Stephen Longfellow IV, Washington, D.C., 1824

Stephen Longfellow IV, 1824

Stephen was often absent, traveling throughout Maine to court sessions and in 1814 to Boston as Portland's representative to the Massachusetts General Court. After Maine's statehood in 1820, Stephen represented Portland in the state legislature and then served in the United States Congress from 1823 to 1825. Throughout his busy life, he played significant roles in social and educational organizations, including the Portland Benevolent Society (founder and secretary, 1803-1849) and Bowdoin College (trustee, 1817-1836). In 1822, with Maine Supreme Court justice Prentiss Mellen and Maine's Governor, William King, he helped found the Maine Historical Society, the third oldest state historical society after Massachusetts and New York. Stephen was president of the Society in 1834, the same year Henry served as its librarian. They remained members throughout their lives. The close connection between the Longfellow family and the Society, together with the family's deep investment in American history, would ultimately lead to the gift of the Wadsworth-Longfellow House to the Maine Historical Society and the establishment of its permanent headquarters.

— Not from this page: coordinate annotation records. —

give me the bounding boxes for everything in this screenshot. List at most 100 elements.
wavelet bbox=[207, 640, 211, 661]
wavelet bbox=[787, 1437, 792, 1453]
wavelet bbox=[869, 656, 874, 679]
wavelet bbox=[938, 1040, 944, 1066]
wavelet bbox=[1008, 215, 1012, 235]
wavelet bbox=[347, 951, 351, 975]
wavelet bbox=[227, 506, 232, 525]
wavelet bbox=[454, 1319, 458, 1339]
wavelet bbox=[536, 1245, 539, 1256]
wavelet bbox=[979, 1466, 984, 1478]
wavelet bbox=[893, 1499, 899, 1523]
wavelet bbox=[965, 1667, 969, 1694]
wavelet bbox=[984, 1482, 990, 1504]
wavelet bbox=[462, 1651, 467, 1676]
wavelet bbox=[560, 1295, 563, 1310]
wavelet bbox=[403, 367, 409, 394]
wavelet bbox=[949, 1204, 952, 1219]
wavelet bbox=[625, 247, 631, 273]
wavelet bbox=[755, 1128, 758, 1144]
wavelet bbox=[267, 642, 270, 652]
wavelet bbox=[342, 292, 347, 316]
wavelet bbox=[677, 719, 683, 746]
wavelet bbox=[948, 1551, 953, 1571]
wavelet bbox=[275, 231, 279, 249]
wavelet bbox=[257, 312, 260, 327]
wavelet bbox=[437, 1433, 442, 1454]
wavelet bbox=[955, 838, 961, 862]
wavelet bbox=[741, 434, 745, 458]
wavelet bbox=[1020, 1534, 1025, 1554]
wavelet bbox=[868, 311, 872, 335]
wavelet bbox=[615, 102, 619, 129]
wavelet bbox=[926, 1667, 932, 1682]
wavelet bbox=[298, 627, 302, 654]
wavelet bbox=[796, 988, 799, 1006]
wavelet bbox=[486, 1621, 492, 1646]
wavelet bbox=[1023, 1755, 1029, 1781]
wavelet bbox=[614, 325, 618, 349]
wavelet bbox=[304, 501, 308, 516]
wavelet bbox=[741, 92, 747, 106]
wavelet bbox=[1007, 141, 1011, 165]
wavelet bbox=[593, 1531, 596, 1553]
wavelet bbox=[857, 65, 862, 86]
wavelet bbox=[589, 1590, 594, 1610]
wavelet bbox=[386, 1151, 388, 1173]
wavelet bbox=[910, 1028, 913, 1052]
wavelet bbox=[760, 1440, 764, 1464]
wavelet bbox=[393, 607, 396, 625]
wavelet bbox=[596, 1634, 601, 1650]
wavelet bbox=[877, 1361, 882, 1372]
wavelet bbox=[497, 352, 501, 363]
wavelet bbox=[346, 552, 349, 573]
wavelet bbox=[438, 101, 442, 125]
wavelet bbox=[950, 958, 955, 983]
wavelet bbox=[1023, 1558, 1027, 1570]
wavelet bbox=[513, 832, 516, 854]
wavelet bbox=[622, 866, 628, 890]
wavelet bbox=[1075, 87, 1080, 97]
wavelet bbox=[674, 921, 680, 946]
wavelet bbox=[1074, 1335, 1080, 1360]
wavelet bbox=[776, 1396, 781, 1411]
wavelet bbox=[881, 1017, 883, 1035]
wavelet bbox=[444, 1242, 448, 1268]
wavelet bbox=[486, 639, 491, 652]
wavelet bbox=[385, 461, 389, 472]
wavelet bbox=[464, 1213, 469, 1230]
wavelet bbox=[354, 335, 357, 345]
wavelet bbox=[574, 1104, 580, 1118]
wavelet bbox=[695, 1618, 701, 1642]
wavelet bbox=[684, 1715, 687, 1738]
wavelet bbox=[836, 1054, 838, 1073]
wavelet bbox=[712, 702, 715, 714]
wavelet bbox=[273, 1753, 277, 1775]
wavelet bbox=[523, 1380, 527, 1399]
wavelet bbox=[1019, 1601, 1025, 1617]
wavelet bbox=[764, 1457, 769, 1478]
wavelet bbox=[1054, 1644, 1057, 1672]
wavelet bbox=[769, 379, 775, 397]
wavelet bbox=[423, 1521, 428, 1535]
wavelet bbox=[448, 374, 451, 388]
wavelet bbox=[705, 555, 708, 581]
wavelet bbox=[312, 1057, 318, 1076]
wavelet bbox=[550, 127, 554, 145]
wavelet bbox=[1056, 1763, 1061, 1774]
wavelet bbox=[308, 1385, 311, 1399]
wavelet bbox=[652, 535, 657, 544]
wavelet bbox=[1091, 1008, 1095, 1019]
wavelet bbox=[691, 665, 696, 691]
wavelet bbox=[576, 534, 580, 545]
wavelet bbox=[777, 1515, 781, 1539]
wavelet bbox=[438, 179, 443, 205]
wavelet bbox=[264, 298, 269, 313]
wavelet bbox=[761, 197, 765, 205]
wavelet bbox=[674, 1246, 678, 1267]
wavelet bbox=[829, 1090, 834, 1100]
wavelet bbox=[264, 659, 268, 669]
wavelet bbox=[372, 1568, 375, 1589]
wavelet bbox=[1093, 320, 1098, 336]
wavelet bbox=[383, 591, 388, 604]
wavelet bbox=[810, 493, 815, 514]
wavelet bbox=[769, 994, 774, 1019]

Stephen and Zilpah's bedchamber

Stephen and Zilpah's bedchamber, 2002

Zilpah, like her mother before her, stayed at home to tend to their family. Her constitution was intolerant of Portland's cold and damp air, and the rigors of bearing eight children left her in precarious health. Aunt Lucia ran the house—cooking, sewing, knitting—and managed the entire family. Although essentially housebound, Zilpah was not detached from the wider world; her reading and correspondence with Stephen kept her informed. "Remember my seclusion" and "Do enlighten me a little," she advised him when asking for details about his activities. From Washington he sent news of congressional deliberations. In response, intelligent, strong-minded Zilpah did not hesitate to share her own thinking, even when it disagreed with her husband's. When Stephen stated his position in favor of capital punishment, she replied, "Whence any man or body of men can derive authority to take life I have yet to learn." Deeply spiritual and a liberal Unitarian in her religious persuasion, in her later years she confided to her daughter, Mary, "the longer I live less important do mere forms of worship appear to me." Henry Wadsworth Longfellow and his siblings were raised by a father whose ambition was not "to accumulate wealth for my children, but to cultivate their minds in the best possible manner and to imbue them with correct moral, political, and religious principals." Zilpah echoed these sentiments and the ideals of class and New England restraint that underlay them.

As they aged, both Stephen and Zilpah succumbed to ill health. Stephen Longfellow died on August 3, 1849, after more than a decade of "bad days." Zilpah died on March 13, 1851. When Henry received the news of her death by telegraph, he left immediately for Portland. "In the chamber where I last took leave of her…a sense of peace came over me, as if there had been no shock or jar in nature, but a harmonious close to a long life." Zilpah bequeathed her half of the Wadsworth-Longfellow House to her daughter Anne. When Lucia died in 1864, she too left her share to Anne, whose increasing responsibility for the house became a legal fact.

Reader's Note: The letters of Stephen and Zilpah Wadsworth, and their children, Anne Longfellow Pierce, Mary Longfellow Greenleaf, and Samuel Longfellow are in the archives of the National Park Service, Longfellow National Historic Site, Cambridge, Massachusetts, and quoted with their kind permission.